Sometimes called a sea cow, this large aquatic relative of the elephant is usually found in shallow and warm coastal areas feeding on plants like sea grass. Unfortunately, the Florida manatee population is endangered, and these animals face a number of human-made threats. In November, as manatees search for the warm-water shelters once common along the Florida coast, we take this time to raise public awareness of the threats to these beloved but endangered sea creatures.

November has been proclaimed as Manatee Awareness Month, but how much do you know about this odd sea creature? Chances are that if you don’t live in Florida, then not much. So let’s examine the manatee, often referred to as a sea cow, and get acquainted with the wonderfully slow, sweet creature.

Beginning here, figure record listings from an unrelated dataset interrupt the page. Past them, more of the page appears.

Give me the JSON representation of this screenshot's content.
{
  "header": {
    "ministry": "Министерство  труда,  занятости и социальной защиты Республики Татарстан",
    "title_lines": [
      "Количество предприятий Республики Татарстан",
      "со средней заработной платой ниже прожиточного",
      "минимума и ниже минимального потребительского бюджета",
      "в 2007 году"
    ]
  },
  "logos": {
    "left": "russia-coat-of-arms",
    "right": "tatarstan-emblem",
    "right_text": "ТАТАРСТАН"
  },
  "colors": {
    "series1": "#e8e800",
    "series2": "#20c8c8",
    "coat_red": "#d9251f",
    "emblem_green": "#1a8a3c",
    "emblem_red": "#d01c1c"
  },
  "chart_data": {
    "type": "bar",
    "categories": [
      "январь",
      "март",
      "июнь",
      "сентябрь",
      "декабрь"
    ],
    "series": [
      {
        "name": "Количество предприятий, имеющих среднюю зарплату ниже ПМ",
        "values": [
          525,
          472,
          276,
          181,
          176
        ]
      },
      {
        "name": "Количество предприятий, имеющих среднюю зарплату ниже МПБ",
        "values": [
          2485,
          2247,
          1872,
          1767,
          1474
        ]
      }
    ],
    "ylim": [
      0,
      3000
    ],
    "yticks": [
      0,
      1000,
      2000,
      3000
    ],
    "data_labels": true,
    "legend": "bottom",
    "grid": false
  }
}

For starters, they get pretty big! When grown, the manatee is about 10 to 12 feet in length, weighs about 1,500 to 1,800 pounds and has a good life span in the wild of 50 to 60 years. No wonder they are referred to as sea cows; they are cow-sized, which is no surprise when you learn they are relatives of the elephant.

The Florida manatee is endangered as they face several threats. Manatees start searching for warm water shelters as the temperatures start to dip around November, and this is where a lot of their troubles begin.

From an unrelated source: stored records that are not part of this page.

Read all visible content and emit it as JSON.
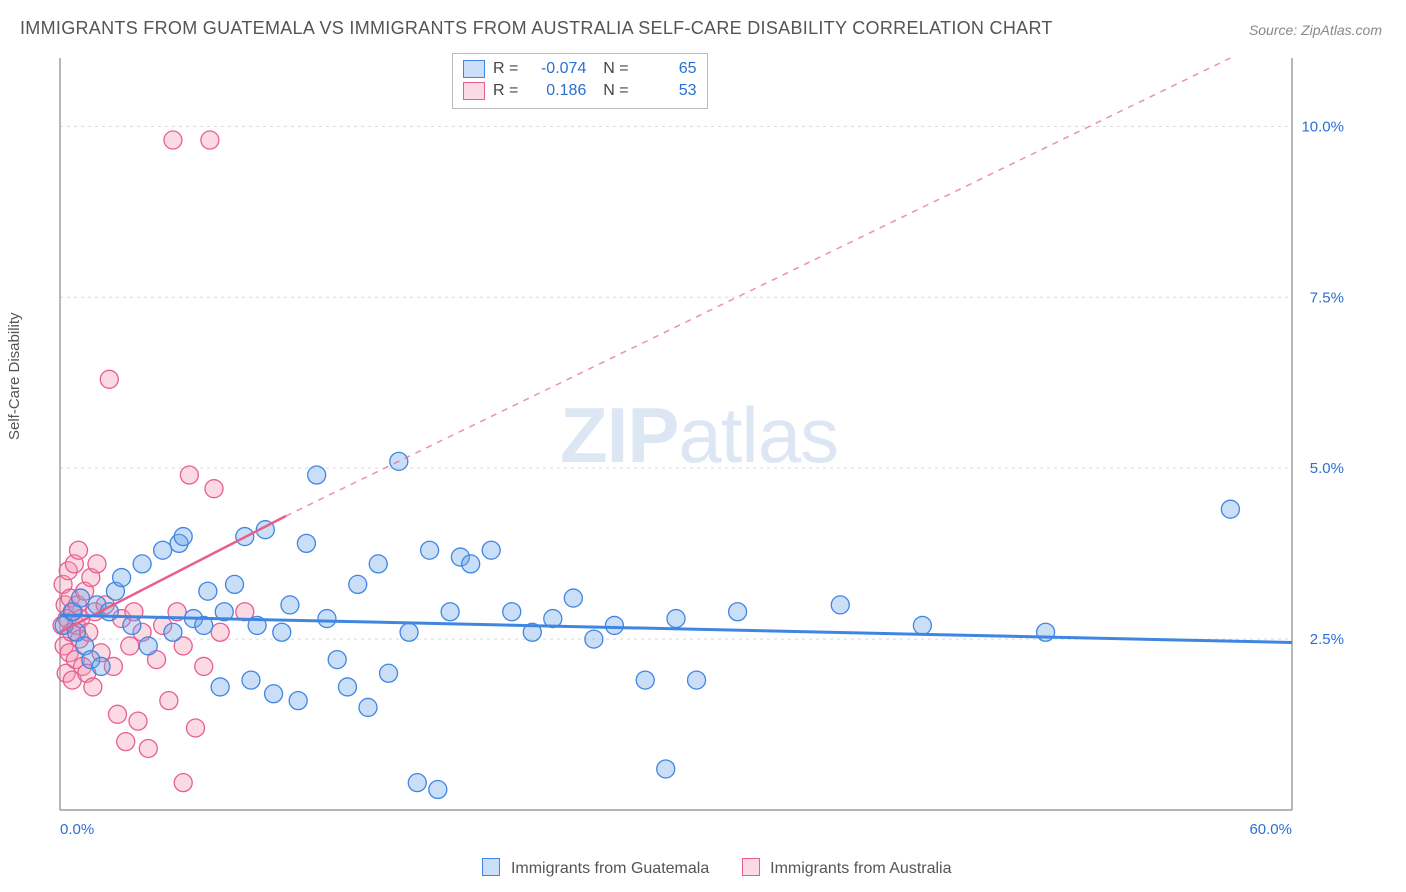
{
  "title": "IMMIGRANTS FROM GUATEMALA VS IMMIGRANTS FROM AUSTRALIA SELF-CARE DISABILITY CORRELATION CHART",
  "source": "Source: ZipAtlas.com",
  "ylabel": "Self-Care Disability",
  "watermark": {
    "a": "ZIP",
    "b": "atlas"
  },
  "xlim": [
    0,
    60
  ],
  "ylim": [
    0,
    11
  ],
  "x_ticks": [
    {
      "v": 0,
      "label": "0.0%"
    },
    {
      "v": 60,
      "label": "60.0%"
    }
  ],
  "y_ticks": [
    {
      "v": 2.5,
      "label": "2.5%"
    },
    {
      "v": 5.0,
      "label": "5.0%"
    },
    {
      "v": 7.5,
      "label": "7.5%"
    },
    {
      "v": 10.0,
      "label": "10.0%"
    }
  ],
  "grid_color": "#d9d9d9",
  "axis_color": "#888888",
  "background_color": "#ffffff",
  "label_color": "#2a6fd6",
  "series": {
    "guatemala": {
      "label": "Immigrants from Guatemala",
      "color": "#3f86e2",
      "fill": "rgba(102,163,232,0.35)",
      "R": "-0.074",
      "N": "65",
      "marker_r": 9,
      "trend": {
        "x1": 0,
        "y1": 2.85,
        "x2": 60,
        "y2": 2.45,
        "width": 3,
        "dash": ""
      },
      "points": [
        [
          0.2,
          2.7
        ],
        [
          0.6,
          2.9
        ],
        [
          0.8,
          2.6
        ],
        [
          1.0,
          3.1
        ],
        [
          1.2,
          2.4
        ],
        [
          1.5,
          2.2
        ],
        [
          1.8,
          3.0
        ],
        [
          2.0,
          2.1
        ],
        [
          2.4,
          2.9
        ],
        [
          2.7,
          3.2
        ],
        [
          3.0,
          3.4
        ],
        [
          3.5,
          2.7
        ],
        [
          4.0,
          3.6
        ],
        [
          4.3,
          2.4
        ],
        [
          5.0,
          3.8
        ],
        [
          5.5,
          2.6
        ],
        [
          5.8,
          3.9
        ],
        [
          6.0,
          4.0
        ],
        [
          6.5,
          2.8
        ],
        [
          7.0,
          2.7
        ],
        [
          7.2,
          3.2
        ],
        [
          7.8,
          1.8
        ],
        [
          8.0,
          2.9
        ],
        [
          8.5,
          3.3
        ],
        [
          9.0,
          4.0
        ],
        [
          9.3,
          1.9
        ],
        [
          9.6,
          2.7
        ],
        [
          10.0,
          4.1
        ],
        [
          10.4,
          1.7
        ],
        [
          10.8,
          2.6
        ],
        [
          11.2,
          3.0
        ],
        [
          11.6,
          1.6
        ],
        [
          12.0,
          3.9
        ],
        [
          12.5,
          4.9
        ],
        [
          13.0,
          2.8
        ],
        [
          13.5,
          2.2
        ],
        [
          14.0,
          1.8
        ],
        [
          14.5,
          3.3
        ],
        [
          15.0,
          1.5
        ],
        [
          15.5,
          3.6
        ],
        [
          16.0,
          2.0
        ],
        [
          16.5,
          5.1
        ],
        [
          17.0,
          2.6
        ],
        [
          17.4,
          0.4
        ],
        [
          18.0,
          3.8
        ],
        [
          18.4,
          0.3
        ],
        [
          19.0,
          2.9
        ],
        [
          19.5,
          3.7
        ],
        [
          20.0,
          3.6
        ],
        [
          21.0,
          3.8
        ],
        [
          22.0,
          2.9
        ],
        [
          23.0,
          2.6
        ],
        [
          24.0,
          2.8
        ],
        [
          25.0,
          3.1
        ],
        [
          26.0,
          2.5
        ],
        [
          27.0,
          2.7
        ],
        [
          28.5,
          1.9
        ],
        [
          29.5,
          0.6
        ],
        [
          30.0,
          2.8
        ],
        [
          31.0,
          1.9
        ],
        [
          33.0,
          2.9
        ],
        [
          38.0,
          3.0
        ],
        [
          42.0,
          2.7
        ],
        [
          48.0,
          2.6
        ],
        [
          57.0,
          4.4
        ]
      ]
    },
    "australia": {
      "label": "Immigrants from Australia",
      "color": "#e85f8e",
      "fill": "rgba(244,149,178,0.35)",
      "R": "0.186",
      "N": "53",
      "marker_r": 9,
      "trend": {
        "x1": 0,
        "y1": 2.6,
        "x2": 11,
        "y2": 4.3,
        "width": 2.5,
        "dash": ""
      },
      "extrap": {
        "x1": 11,
        "y1": 4.3,
        "x2": 57,
        "y2": 11.0,
        "width": 1.5,
        "dash": "6 6"
      },
      "points": [
        [
          0.1,
          2.7
        ],
        [
          0.15,
          3.3
        ],
        [
          0.2,
          2.4
        ],
        [
          0.25,
          3.0
        ],
        [
          0.3,
          2.0
        ],
        [
          0.35,
          2.8
        ],
        [
          0.4,
          3.5
        ],
        [
          0.45,
          2.3
        ],
        [
          0.5,
          3.1
        ],
        [
          0.55,
          2.6
        ],
        [
          0.6,
          1.9
        ],
        [
          0.65,
          2.9
        ],
        [
          0.7,
          3.6
        ],
        [
          0.75,
          2.2
        ],
        [
          0.8,
          2.7
        ],
        [
          0.85,
          3.0
        ],
        [
          0.9,
          3.8
        ],
        [
          0.95,
          2.5
        ],
        [
          1.0,
          2.8
        ],
        [
          1.1,
          2.1
        ],
        [
          1.2,
          3.2
        ],
        [
          1.3,
          2.0
        ],
        [
          1.4,
          2.6
        ],
        [
          1.5,
          3.4
        ],
        [
          1.6,
          1.8
        ],
        [
          1.7,
          2.9
        ],
        [
          1.8,
          3.6
        ],
        [
          2.0,
          2.3
        ],
        [
          2.2,
          3.0
        ],
        [
          2.4,
          6.3
        ],
        [
          2.6,
          2.1
        ],
        [
          2.8,
          1.4
        ],
        [
          3.0,
          2.8
        ],
        [
          3.2,
          1.0
        ],
        [
          3.4,
          2.4
        ],
        [
          3.6,
          2.9
        ],
        [
          3.8,
          1.3
        ],
        [
          4.0,
          2.6
        ],
        [
          4.3,
          0.9
        ],
        [
          4.7,
          2.2
        ],
        [
          5.0,
          2.7
        ],
        [
          5.3,
          1.6
        ],
        [
          5.5,
          9.8
        ],
        [
          5.7,
          2.9
        ],
        [
          6.0,
          2.4
        ],
        [
          6.3,
          4.9
        ],
        [
          6.6,
          1.2
        ],
        [
          7.0,
          2.1
        ],
        [
          7.3,
          9.8
        ],
        [
          7.5,
          4.7
        ],
        [
          7.8,
          2.6
        ],
        [
          6.0,
          0.4
        ],
        [
          9.0,
          2.9
        ]
      ]
    }
  },
  "bottom_legend": {
    "items": [
      {
        "key": "guatemala"
      },
      {
        "key": "australia"
      }
    ]
  }
}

Florida residents and visitors are asked to go slow in manatee-prone areas and be aware at all times. Notice the signs along the waterways so you can avoid a collision with these sweet sea cows. They are simply too slow-moving to get out of the way.

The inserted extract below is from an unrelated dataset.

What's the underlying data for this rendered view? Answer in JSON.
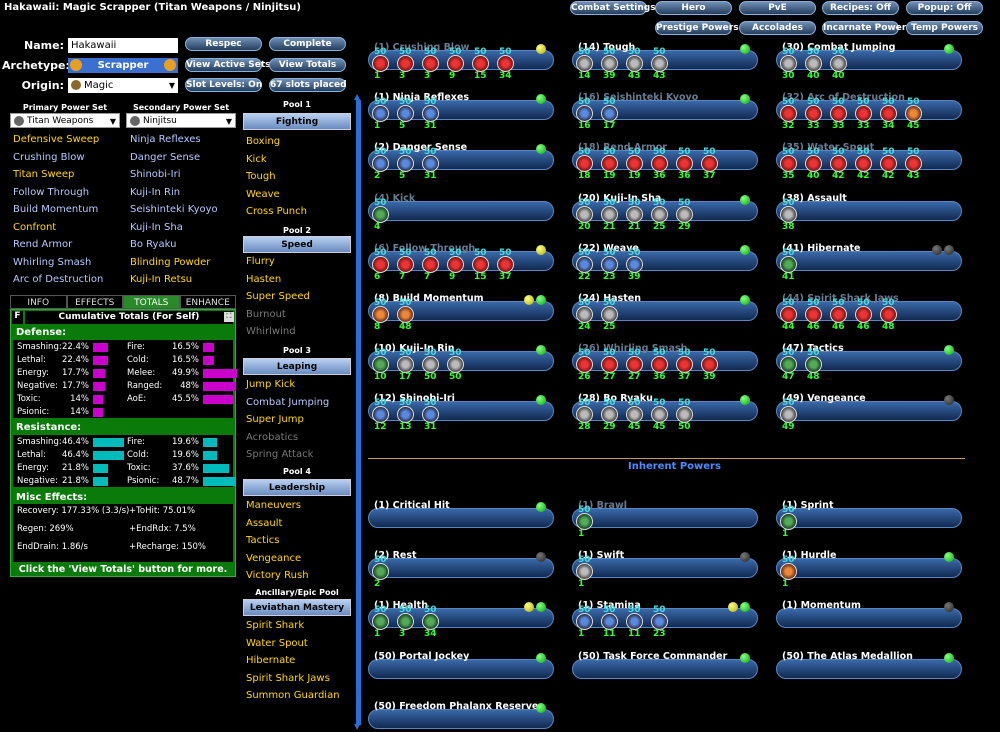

Florida manatees, a subspecies of the West Indian Manatee, are an endangered species due to habitat loss, increased boat traffic and harmful algal blooms like red tide. As boaters we can help make a difference for these amazing creatures. Many slow wake zones in Florida have been created to prevent boaters from hitting manatees. By following the law you can help protect an endangered species. In addition to going slow in the right places, have a dedicated spotter looking for circular wave patterns, which are left by the manatee’s tail as it swims. Wearing polarized sunglasses can make them easier to spot. Additionally, Manatees do not handle the cold well and in the winter seek shallower, warmer water. So when boating near power plants, inlets or in shallow areas, be extra cautious!